Your credit score is a mathematical equation, which FICO calculates based on five key factors: Your Payment History (35%), Your Amounts Owing (30%), Your Credit Age (15%), Your New Credit (10%) and Your Credit Diversity (10%).

So, what does credit card debt mean if you wish to have excellent credit? First off, any delinquencies can hurt your score big time. With a strong credit rating, your first late payment could cost you as much as 110 points.

But what if you never miss a payment?

There's still the glaring issue that your credit card debt keeps your utilization rate up, which is how your "Amounts Owing" gets calculated. You can reduce this ratio by paying off your credit card debts -- in turn, there will be a noticeable increase in your credit score for some time to come.

More Great Reasons to Pay Off Credit Card Debt Now

You might have read this article from NerdWallet, 3 Reasons to Start Paying Off Your Credit Card Debt Now. It mentions how you can get a lower interest rate, of course. Two unique points brought up in the article are: a reduction in your credit utilization rate and more available funds for your monthly budget.

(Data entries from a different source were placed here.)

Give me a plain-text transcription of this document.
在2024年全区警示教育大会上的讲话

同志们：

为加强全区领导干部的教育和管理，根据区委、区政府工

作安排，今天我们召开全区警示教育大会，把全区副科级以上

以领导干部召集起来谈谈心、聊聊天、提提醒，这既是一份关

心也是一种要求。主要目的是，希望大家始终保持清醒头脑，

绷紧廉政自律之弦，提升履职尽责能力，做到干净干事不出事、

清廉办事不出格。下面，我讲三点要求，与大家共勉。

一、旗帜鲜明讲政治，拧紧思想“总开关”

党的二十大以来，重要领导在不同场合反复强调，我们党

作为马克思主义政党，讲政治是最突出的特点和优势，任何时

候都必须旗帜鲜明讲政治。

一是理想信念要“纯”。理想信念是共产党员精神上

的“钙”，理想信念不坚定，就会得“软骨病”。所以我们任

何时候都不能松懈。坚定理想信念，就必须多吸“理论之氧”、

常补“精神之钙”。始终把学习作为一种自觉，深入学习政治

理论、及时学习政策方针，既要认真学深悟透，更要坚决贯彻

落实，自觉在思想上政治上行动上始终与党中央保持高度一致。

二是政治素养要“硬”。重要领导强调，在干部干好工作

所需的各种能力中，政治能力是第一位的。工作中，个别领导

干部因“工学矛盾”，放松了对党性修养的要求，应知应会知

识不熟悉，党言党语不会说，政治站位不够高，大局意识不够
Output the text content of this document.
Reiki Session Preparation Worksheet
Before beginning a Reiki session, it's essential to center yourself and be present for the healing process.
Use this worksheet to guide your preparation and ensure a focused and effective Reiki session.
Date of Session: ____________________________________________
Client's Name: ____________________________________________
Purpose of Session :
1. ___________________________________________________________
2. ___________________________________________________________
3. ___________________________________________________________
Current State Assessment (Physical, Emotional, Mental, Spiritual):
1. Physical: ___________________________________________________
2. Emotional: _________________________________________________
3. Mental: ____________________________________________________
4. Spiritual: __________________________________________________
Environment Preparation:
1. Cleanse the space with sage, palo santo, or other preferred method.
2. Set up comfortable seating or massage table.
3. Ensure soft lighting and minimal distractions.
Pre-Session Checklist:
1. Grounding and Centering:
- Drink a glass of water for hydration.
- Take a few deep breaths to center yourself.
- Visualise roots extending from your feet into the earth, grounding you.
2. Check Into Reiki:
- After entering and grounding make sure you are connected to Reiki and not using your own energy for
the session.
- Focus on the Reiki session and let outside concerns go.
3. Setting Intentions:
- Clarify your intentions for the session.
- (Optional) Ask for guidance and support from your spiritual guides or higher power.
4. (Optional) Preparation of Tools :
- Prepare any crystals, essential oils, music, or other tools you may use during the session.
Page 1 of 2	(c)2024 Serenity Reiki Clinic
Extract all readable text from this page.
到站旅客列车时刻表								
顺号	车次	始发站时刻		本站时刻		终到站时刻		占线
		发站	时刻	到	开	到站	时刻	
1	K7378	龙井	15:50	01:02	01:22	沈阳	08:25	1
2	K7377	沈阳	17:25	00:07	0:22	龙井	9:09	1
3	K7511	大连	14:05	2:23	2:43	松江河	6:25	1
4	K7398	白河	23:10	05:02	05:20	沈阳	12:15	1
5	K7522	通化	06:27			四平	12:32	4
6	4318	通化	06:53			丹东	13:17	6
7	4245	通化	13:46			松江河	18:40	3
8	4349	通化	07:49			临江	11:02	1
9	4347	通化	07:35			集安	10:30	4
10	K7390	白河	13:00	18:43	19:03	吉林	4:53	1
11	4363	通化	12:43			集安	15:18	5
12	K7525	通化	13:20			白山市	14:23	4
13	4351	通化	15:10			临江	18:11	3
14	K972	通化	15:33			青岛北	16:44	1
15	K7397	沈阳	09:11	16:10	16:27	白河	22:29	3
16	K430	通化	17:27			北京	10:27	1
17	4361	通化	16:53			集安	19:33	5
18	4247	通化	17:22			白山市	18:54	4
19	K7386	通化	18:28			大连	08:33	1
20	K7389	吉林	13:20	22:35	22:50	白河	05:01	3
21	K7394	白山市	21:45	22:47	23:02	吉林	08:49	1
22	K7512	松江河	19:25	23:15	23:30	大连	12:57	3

"Cash is king," so getting your affairs in order increases your purchasing power -- and the faster you do it the less you'll pay in interest in the long run. The cost of keeping your credit card debts unpaid truly outweighs the expense of paying them off. You will avoid accruing interest, something which can add up fast if you only make the minimum payment each month.

Conclusion

You can always consider ways to fast-track your credit card repayment battle, which is especially a good idea if your cards have high interest rates. For most, this means obtaining a consolidation loan at a lower interest rate. A consolidation loan not only helps you to pay off credit card debt, but it also improves your credit utilization rate right away as it's a loan and doesn't factor in to your ratio.